The poem’s lineation is matched the relatively simple vocabulary that Cooper uses, which is very scarce in multiple syllable words (even the loner words are basic and carry the burden of meaning in the poem: loneliness, Marlboros, constantly, devastated, discovered, beaten, fathers, together, sometimes, thinking, saying, outside, bundle, dinner, food, nervously, hundred, camera, regardless). This contributes to the poem’s overall journalistic, matter-of-fact style. In this plain style, lacking artifice, Cooper has obvious similarities to the Gonzo journalism of Hunter Thompson and the new narrative work of Kevin Killian, Dodie Bellamy, Lynne Tillman and others. He uses this stylistic smoothness as a solution, presenting the subjects of the poem and his own attitude in a way that provides sympathy for both.

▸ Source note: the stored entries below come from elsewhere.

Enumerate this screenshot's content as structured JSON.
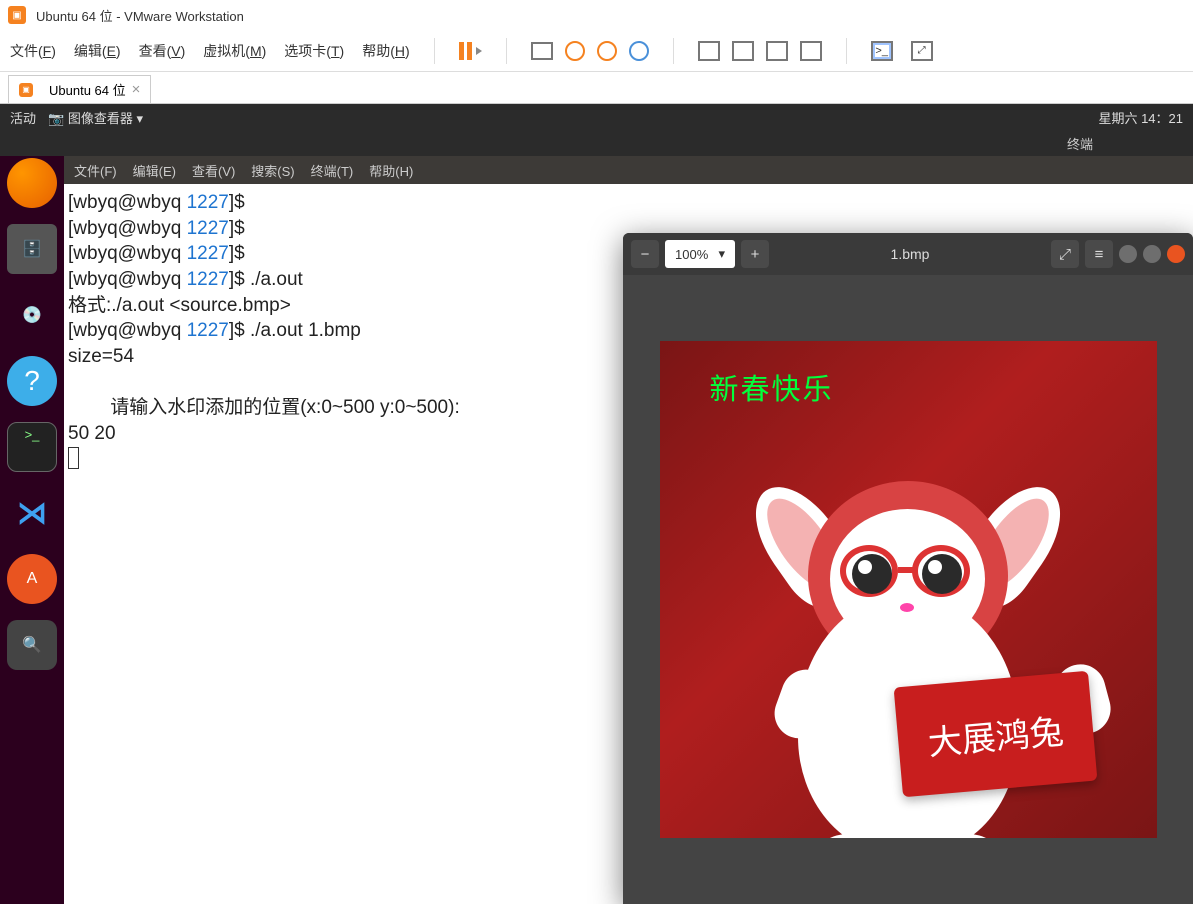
{
  "vmware": {
    "title": "Ubuntu 64 位 - VMware Workstation",
    "menu": {
      "file": "文件",
      "file_key": "F",
      "edit": "编辑",
      "edit_key": "E",
      "view": "查看",
      "view_key": "V",
      "vm": "虚拟机",
      "vm_key": "M",
      "tabs": "选项卡",
      "tabs_key": "T",
      "help": "帮助",
      "help_key": "H"
    },
    "tab_name": "Ubuntu 64 位"
  },
  "ubuntu_topbar": {
    "activities": "活动",
    "app_name": "图像查看器",
    "datetime": "星期六 14：21",
    "subtitle": "终端"
  },
  "terminal": {
    "menu": {
      "file": "文件(F)",
      "edit": "编辑(E)",
      "view": "查看(V)",
      "search": "搜索(S)",
      "terminal": "终端(T)",
      "help": "帮助(H)"
    },
    "prompt_user": "[wbyq@wbyq ",
    "prompt_dir": "1227",
    "prompt_end": "]$ ",
    "cmd1": "./a.out",
    "out1": "格式:./a.out <source.bmp>",
    "cmd2": "./a.out 1.bmp",
    "out2": "size=54",
    "out3": "        请输入水印添加的位置(x:0~500 y:0~500):",
    "input": "50 20"
  },
  "image_viewer": {
    "zoom": "100%",
    "filename": "1.bmp",
    "watermark_text": "新春快乐",
    "sign_text": "大展鸿兔"
  }
}
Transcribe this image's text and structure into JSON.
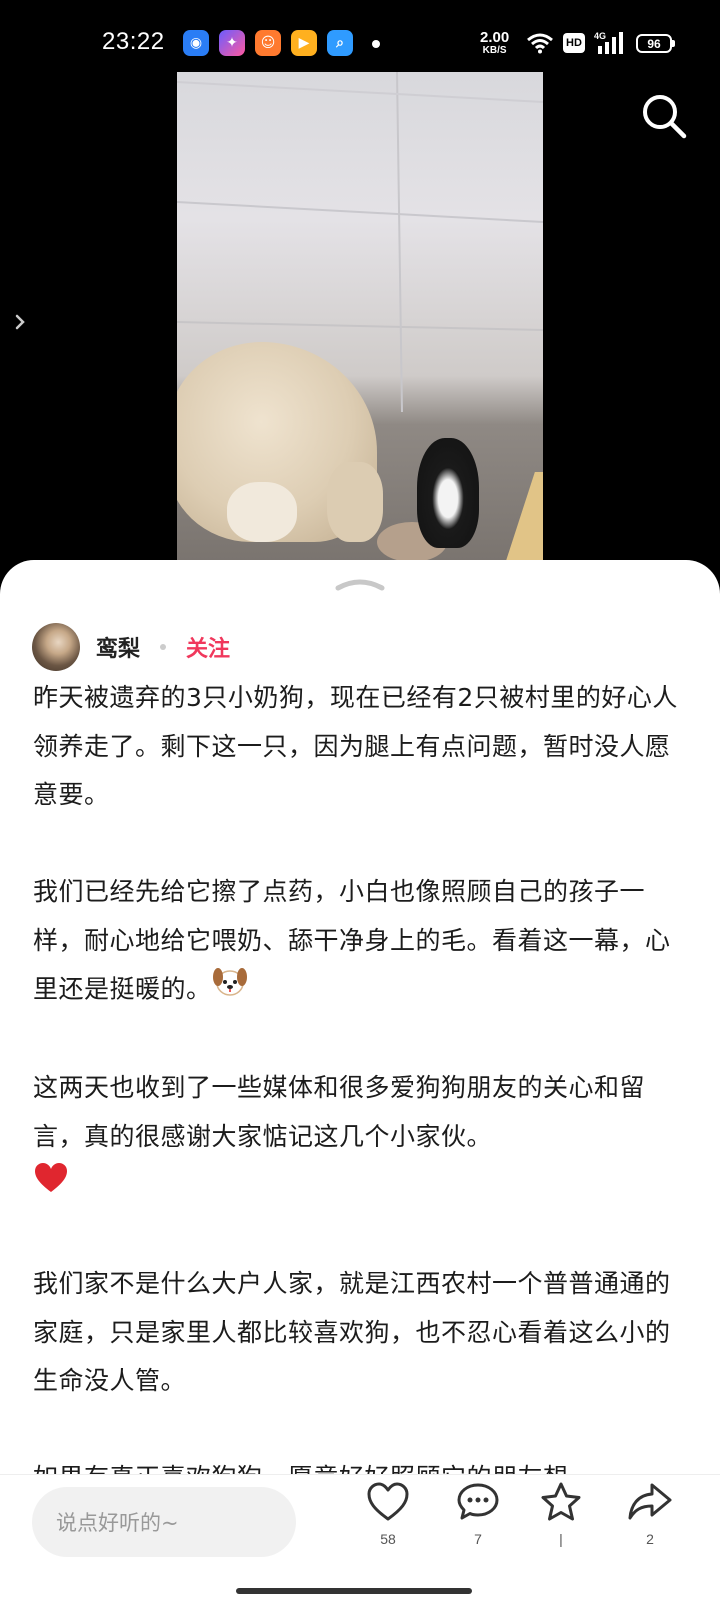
{
  "status_bar": {
    "time": "23:22",
    "net_speed": "2.00",
    "net_unit": "KB/S",
    "hd": "HD",
    "network": "4G",
    "battery": "96",
    "app_icons": [
      "browser-app-icon",
      "star-app-icon",
      "game-app-icon",
      "video-app-icon",
      "search-app-icon"
    ]
  },
  "post": {
    "author": "鸾梨",
    "follow_label": "关注",
    "paragraphs": [
      "昨天被遗弃的3只小奶狗，现在已经有2只被村里的好心人领养走了。剩下这一只，因为腿上有点问题，暂时没人愿意要。",
      "我们已经先给它擦了点药，小白也像照顾自己的孩子一样，耐心地给它喂奶、舔干净身上的毛。看着这一幕，心里还是挺暖的。",
      "这两天也收到了一些媒体和很多爱狗狗朋友的关心和留言，真的很感谢大家惦记这几个小家伙。",
      "我们家不是什么大户人家，就是江西农村一个普普通通的家庭，只是家里人都比较喜欢狗，也不忍心看着这么小的生命没人管。",
      "如果有真正喜欢狗狗、愿意好好照顾它的朋友想"
    ]
  },
  "bottom_bar": {
    "comment_placeholder": "说点好听的~",
    "like_count": "58",
    "comment_count": "7",
    "collect_count": "|",
    "share_count": "2"
  },
  "colors": {
    "accent": "#f0385c",
    "heart_emoji": "#e0262f"
  }
}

Other stylistic devices used by Cooper include repetition and alliteration, which along with the long lines help provide almost anonymous scaffolding for the intimacy of the poem. The first five and the last three lines begin with words beginning with “th” (the, this, there, they) and many of the other lines began with pronouns or conjunctions, such as he, they, both, in, neither, etc. These are all highly functional but colorless, anonymous words. The only other words to begin lines are the names of the two boys, one of which, “steve” might as well be any other name. All of these devices provide a screen, protective coloring for the intimate acts that are described in the poem. They also provide a structure for the poet to hide in, in case anyone should notice his sympathy, his own body, “totally revealed” by what he looks at.